Debiti dei dipendenti online, per la procura di Chieti non è reato

Il caso all'Università D'Annunzio. In 56 avevano querelato il dg Del Vecchio per la lista di nomi e debiti finita on line. Ma la pm a sorpresa ribalta il verdetto del garante e chiede l’archiviazione

CHIETI. Non è reato mettere in piazza i debiti dei dipendenti universitari. Il dg Filippo Del Vecchio non ha violato la privacy di 113 impiegati della D'Annunzio. Così la procura di Chieti ribalta la conclusione del garante e chiede al gip l'archiviazione per un fiume di querele. É di questi giorni la decisione della pm Marika Ponziani che fa discutere molto negli ambienti accademici. Ma i dipendenti, appresa la notizia per loro sfavorevole, già pensano di presentare opposizione all'archiviazione. Lo faranno a metà della prossima settimana.

Sta di fatto che ci troviamo di fronte a due procedimenti identici nella sostanza e contestuali ma che prendono direzioni opposte. Come gemelli diversi. É infatti di pochissimo tempo fa la notizia che, secondo il garante, l'Università avrebbe violato il codice in materia di protezione dei dati personali pubblicando on line la lista dei 113 dipendenti che avrebbero percepito somme non dovute nelle passate gestioni universitarie, quando l’ateneo era amministrato da Franco Cuccurullo e Marco Napoleone.

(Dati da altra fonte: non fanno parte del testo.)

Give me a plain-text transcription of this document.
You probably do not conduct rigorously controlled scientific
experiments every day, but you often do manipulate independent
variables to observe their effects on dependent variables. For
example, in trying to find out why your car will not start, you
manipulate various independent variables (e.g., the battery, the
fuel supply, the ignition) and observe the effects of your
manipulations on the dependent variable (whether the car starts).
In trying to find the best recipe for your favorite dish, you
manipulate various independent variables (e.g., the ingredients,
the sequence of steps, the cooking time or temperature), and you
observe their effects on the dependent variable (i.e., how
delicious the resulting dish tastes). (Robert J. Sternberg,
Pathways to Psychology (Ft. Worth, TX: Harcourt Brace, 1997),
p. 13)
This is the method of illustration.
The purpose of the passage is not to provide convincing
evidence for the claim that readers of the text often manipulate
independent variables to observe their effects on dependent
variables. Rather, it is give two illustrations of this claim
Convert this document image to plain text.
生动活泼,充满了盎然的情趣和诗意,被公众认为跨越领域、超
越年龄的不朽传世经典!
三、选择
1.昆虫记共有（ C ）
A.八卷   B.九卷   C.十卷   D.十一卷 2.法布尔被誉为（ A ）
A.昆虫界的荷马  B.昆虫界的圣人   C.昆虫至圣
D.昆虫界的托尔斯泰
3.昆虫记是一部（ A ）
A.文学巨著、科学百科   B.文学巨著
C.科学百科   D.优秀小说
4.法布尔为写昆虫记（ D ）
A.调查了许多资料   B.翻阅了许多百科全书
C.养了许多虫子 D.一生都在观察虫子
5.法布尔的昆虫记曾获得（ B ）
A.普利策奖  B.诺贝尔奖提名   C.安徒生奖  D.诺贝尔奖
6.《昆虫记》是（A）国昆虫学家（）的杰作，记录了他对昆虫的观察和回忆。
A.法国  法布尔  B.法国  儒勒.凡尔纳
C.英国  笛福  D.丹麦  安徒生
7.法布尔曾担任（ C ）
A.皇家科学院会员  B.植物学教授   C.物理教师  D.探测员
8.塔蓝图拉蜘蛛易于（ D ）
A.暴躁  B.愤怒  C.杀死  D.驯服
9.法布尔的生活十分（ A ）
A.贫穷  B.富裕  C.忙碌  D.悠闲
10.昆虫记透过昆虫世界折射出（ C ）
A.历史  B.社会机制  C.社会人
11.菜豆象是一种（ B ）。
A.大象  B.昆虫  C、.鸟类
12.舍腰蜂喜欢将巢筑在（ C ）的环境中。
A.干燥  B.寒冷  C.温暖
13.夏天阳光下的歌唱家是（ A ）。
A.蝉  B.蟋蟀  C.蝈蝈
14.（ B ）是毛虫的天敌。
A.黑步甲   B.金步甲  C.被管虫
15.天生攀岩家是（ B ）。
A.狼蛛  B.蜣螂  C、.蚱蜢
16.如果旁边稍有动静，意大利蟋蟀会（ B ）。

Il Garante della privacy ha quindi dato ragione ai dipendenti dell’ateneo che hanno gridato allo scandalo e denunciato la violazione dei propri diritti di riservatezza dopo la pubblicazione di una sorta di lista di proscrizione sul sito internet dell’ateneo, elenco peraltro trasmesso per posta elettronica a tutto il popolo degli impiegati della D'Annunzio. Erano decine di nomi con accanto le cifre da restituire all'Università che andavano da un minimo di 15mila euro fino a oltre 100mila. Ma era improprio parlare di “tutti i proscritti” perché qualcuno, dal nome altisonante, mancava all'appello. E questo fece sospettare che in realtà quell'elenco fosse un colpo basso del dg Filippo Del Vecchio al suo predecessore Napoleone, questo naturalmente compreso nella “lista nera”.

La vicenda risale al 10 ottobre dell’anno scorso, quando il direttore generale, di fresca riconferma da parte del Cda fino al 2017, diede l'ordine di pubblicare sul sito dell'Ateneo il documento intitolato “fondo accessorio di ateneo, altri fondi e il loro utilizzo” con la lista dei nomi di chi avrebbe percepito in maniera irregolare ricchi compensi ai tempi di quello che lui, il dg, definì il “paradiso Napoleone”, cioè l'ex dg. Un documento identico, dal titolo “Analisi di utilizzo del fondo accessorio 2001-2013”, era stato inviato già dal 6 ottobre con una pioggia di mail a tutti i 750 docenti e i 340 lavoratori di area tecnico-amministrativa dell’ateneo teatino-pescarese. Insomma tutti sapevano di quei crediti o debiti, a seconda dei punti di vista e, soprattutto, dei nomi e cognomi degli interessati.

Diritto alla privacy violato? Del Vecchio affermava e afferma che poteva e può farlo in virtù della legge sulla trasparenza nella gestione di fondi pubblici. Per il dg quindi Bassanini docet. Neppure le 56 querele e l'esposto al Garante della privacy gli avevano fatto cambiare idea. Ma le vie della giustizia sono infinite. E oggi per la procura non è reato mettere in piazza i debiti che il dipendente ha verso la pubblica amministrazione, trattandosi di soldi per l'appunto pubblici. Per il garante invece l’ateneo ha violato la disciplina sulla privacy per la protezione dei dati personali. Da qui il divieto nei confronti dell’ateneo “d’Annunzio” di utilizzare le stesse modalità comunicative adottate in passato, nonché “l’ulteriore diffusione in internet, mediante il proprio sito web istituzionale, dei dati personali sopraindicati”. Sembra proprio di essere a teatro quindi ci sta bene concludere con un… Così è se vi pare.